Android WMS动画系统初探(一)
Android WMS动画系统初探(二)
Android WMS动画系统初探(三)

Android 动画原理

Android中动画的工作过程:在某一个时间点,调用getTransformation(),根据mStartTime和mDuration,计算出当前的进度,在根据mInterpolator计算出转换的进度,然后计算出属性的当前值,保存在matrix中。 再调用Matrix.getValues将属性值取出,运用在动画目标上。

Animation 和 Transform

animation_class.png

Animation 在给定了初始状态、结束状态、启动时间与持续时间后,可以为使用者计算其动画目标在任意时刻的变换(Transformation)

子类:TranslateAnimation,ScaleAnimation,RotateAnimation,AlphaAnimation

Transformation 描述了一个变换,包含两个分量:透明度和一个二维变换矩阵

Choreographer

无论APP或者系统,都是可以直接向Choreographer注册FrameCallback来实现动画驱动的。

Choreographer 类似 Handler,处理回调的时机为屏幕的垂直同步(VSync)事件到来之时,其处理回调的过程被当作渲染下一帧的工作的一部分

postCallback(int callbackType, Runnable action, Object token)

在下一次 VSync 时执行 action 所指定的操作。
callbackType 的取值:
CALLBACK_INPUT:处理输入事件
CALLBACK_ANIMATION:处理动画事
CALLBACK_TRAVERSAL:处理布局

postCallbackDelayed(int callbackType, Runnable action, Object token, delayMillis)

比 postCallback 增加了一个延迟

postFrameCallback(FrameCallback callback)

在下一次 VSync 时执行 callback 指定的回调。

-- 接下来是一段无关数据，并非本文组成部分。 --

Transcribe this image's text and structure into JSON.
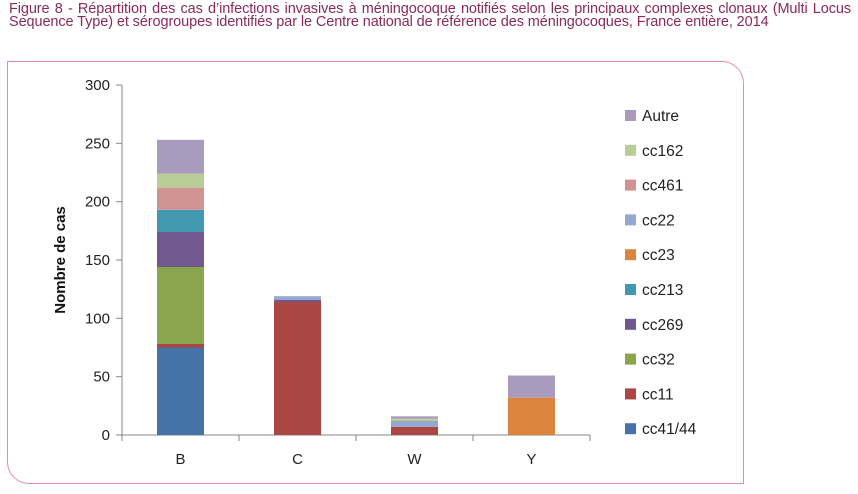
{
  "caption": "Figure 8 - Répartition des cas d’infections invasives à méningocoque notifiés selon les principaux complexes clonaux (Multi Locus Sequence Type) et sérogroupes identifiés par le Centre national de référence des méningocoques, France entière, 2014",
  "chart_data": {
    "type": "bar",
    "stacked": true,
    "title": "",
    "xlabel": "",
    "ylabel": "Nombre de cas",
    "ylim": [
      0,
      300
    ],
    "yticks": [
      0,
      50,
      100,
      150,
      200,
      250,
      300
    ],
    "grid": false,
    "legend_position": "right",
    "categories": [
      "B",
      "C",
      "W",
      "Y"
    ],
    "series": [
      {
        "name": "cc41/44",
        "color": "#4573a7",
        "values": [
          75,
          0,
          0,
          0
        ]
      },
      {
        "name": "cc11",
        "color": "#aa4643",
        "values": [
          3,
          114,
          7,
          0
        ]
      },
      {
        "name": "cc32",
        "color": "#89a54e",
        "values": [
          66,
          0,
          0,
          0
        ]
      },
      {
        "name": "cc269",
        "color": "#71588f",
        "values": [
          30,
          2,
          0,
          0
        ]
      },
      {
        "name": "cc213",
        "color": "#4198af",
        "values": [
          19,
          0,
          0,
          0
        ]
      },
      {
        "name": "cc23",
        "color": "#db843d",
        "values": [
          0,
          0,
          0,
          32
        ]
      },
      {
        "name": "cc22",
        "color": "#93a9cf",
        "values": [
          0,
          3,
          5,
          0
        ]
      },
      {
        "name": "cc461",
        "color": "#d19392",
        "values": [
          19,
          0,
          0,
          0
        ]
      },
      {
        "name": "cc162",
        "color": "#b9cd96",
        "values": [
          12,
          0,
          2,
          0
        ]
      },
      {
        "name": "Autre",
        "color": "#a99bbd",
        "values": [
          29,
          0,
          2,
          19
        ]
      }
    ]
  }
}
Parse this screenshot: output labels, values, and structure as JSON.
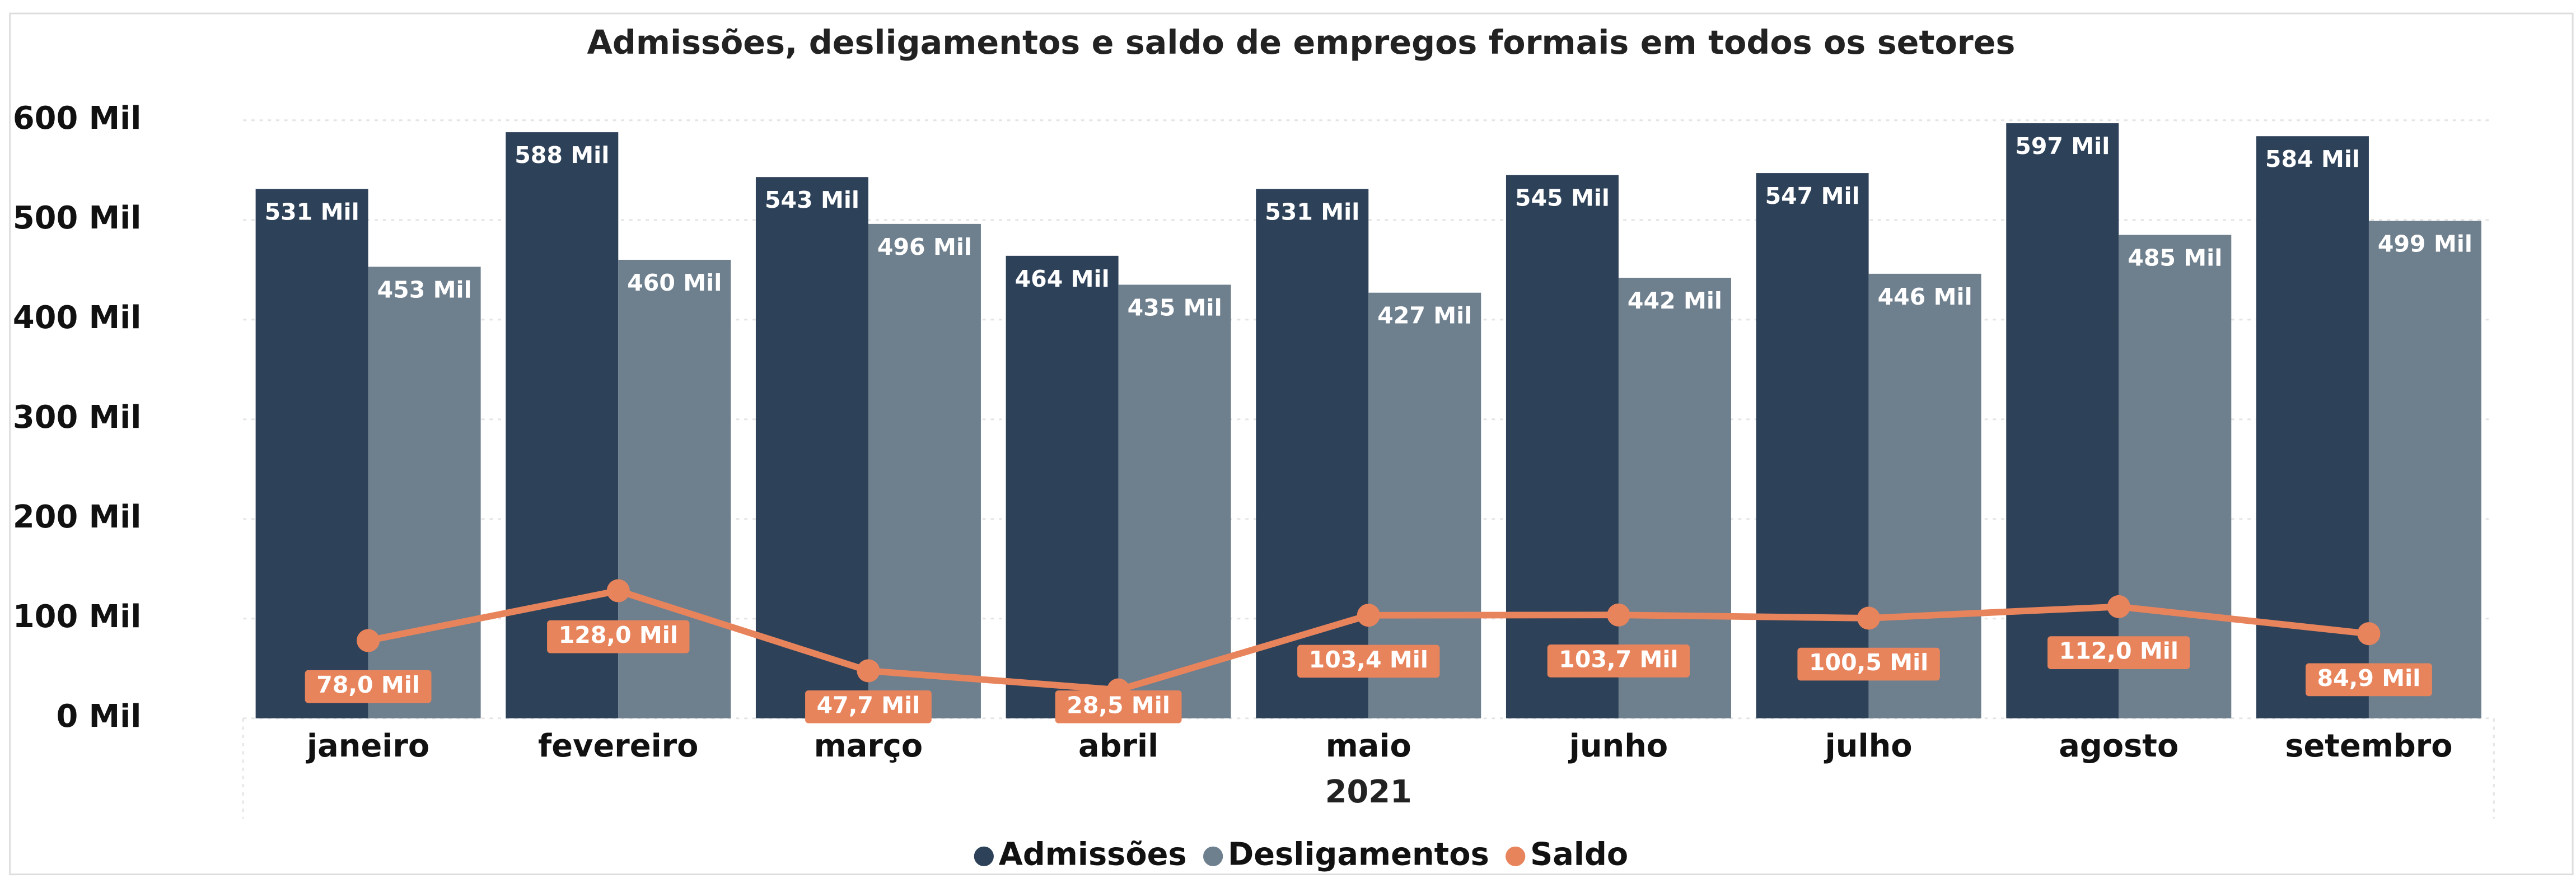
{
  "chart_data": {
    "type": "bar",
    "title": "Admissões, desligamentos e saldo de empregos formais em todos os setores",
    "x_label": "2021",
    "categories": [
      "janeiro",
      "fevereiro",
      "março",
      "abril",
      "maio",
      "junho",
      "julho",
      "agosto",
      "setembro"
    ],
    "series": [
      {
        "name": "Admissões",
        "type": "bar",
        "color": "#2d4159",
        "values": [
          531,
          588,
          543,
          464,
          531,
          545,
          547,
          597,
          584
        ],
        "value_labels": [
          "531 Mil",
          "588 Mil",
          "543 Mil",
          "464 Mil",
          "531 Mil",
          "545 Mil",
          "547 Mil",
          "597 Mil",
          "584 Mil"
        ]
      },
      {
        "name": "Desligamentos",
        "type": "bar",
        "color": "#6e7f8e",
        "values": [
          453,
          460,
          496,
          435,
          427,
          442,
          446,
          485,
          499
        ],
        "value_labels": [
          "453 Mil",
          "460 Mil",
          "496 Mil",
          "435 Mil",
          "427 Mil",
          "442 Mil",
          "446 Mil",
          "485 Mil",
          "499 Mil"
        ]
      },
      {
        "name": "Saldo",
        "type": "line",
        "color": "#e8845c",
        "values": [
          78.0,
          128.0,
          47.7,
          28.5,
          103.4,
          103.7,
          100.5,
          112.0,
          84.9
        ],
        "value_labels": [
          "78,0 Mil",
          "128,0 Mil",
          "47,7 Mil",
          "28,5 Mil",
          "103,4 Mil",
          "103,7 Mil",
          "100,5 Mil",
          "112,0 Mil",
          "84,9 Mil"
        ]
      }
    ],
    "ylim": [
      0,
      600
    ],
    "yticks": [
      {
        "value": 0,
        "label": "0 Mil"
      },
      {
        "value": 100,
        "label": "100 Mil"
      },
      {
        "value": 200,
        "label": "200 Mil"
      },
      {
        "value": 300,
        "label": "300 Mil"
      },
      {
        "value": 400,
        "label": "400 Mil"
      },
      {
        "value": 500,
        "label": "500 Mil"
      },
      {
        "value": 600,
        "label": "600 Mil"
      }
    ],
    "grid": true,
    "legend": "bottom"
  }
}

与 postCallback 本质没有太大区别,其回调类型强制为 CALLBACK_ANIMATION。FrameCallback 接口的定义函数为:doFrame(long frameTimeNanos),参数是各纳秒级的时间戳这个函数是为处理动画帧所涉及的postFrameCallbackDelayed(FrameCallback callback, int timeDelayed)比postFrameCallback 增加了一个延迟

WMS的动画系统

窗口动画的本质

对于View动画,动画的目标就是View,而对于窗口来说,动画的目标其实都是Surface,对不同层级的SurfaceControl进行操纵,会产生不同的动画效果。

目标WindowContainer名称举例
WindowState窗口动画Toast的弹出动画、PopupWindow的弹出动画
AppWindowToken过渡动画App从桌面启动的动画
TaskTask动画Recents的动画,PIP动画
DisplayContent全屏动画转屏动画

WMS类结构

WMS_class_structure.png

WMS结构层次

如上图 WMS的结构层次可以简单概括为:
RootWindowContainer -> DisplayContent -> DisplayArea -> Task -> WindowToken -> WindowState

wms_level.png

根据操纵层级的不同我把动画分类为:窗口动画、过渡动画、Task动画、全屏动画等等

窗口动画

窗口动画的启动入口

在DisplayContent的applySurfaceChangesTransaction函数中,会调用每个窗口的WindowStateAnimator#commitFinishDrawingLocked,这个函数是用于处理绘制状态为COMMIT_DRAW_PENDING或READY_TO_SHOW的窗口,因为窗口到了这两个状态才能做窗口动画。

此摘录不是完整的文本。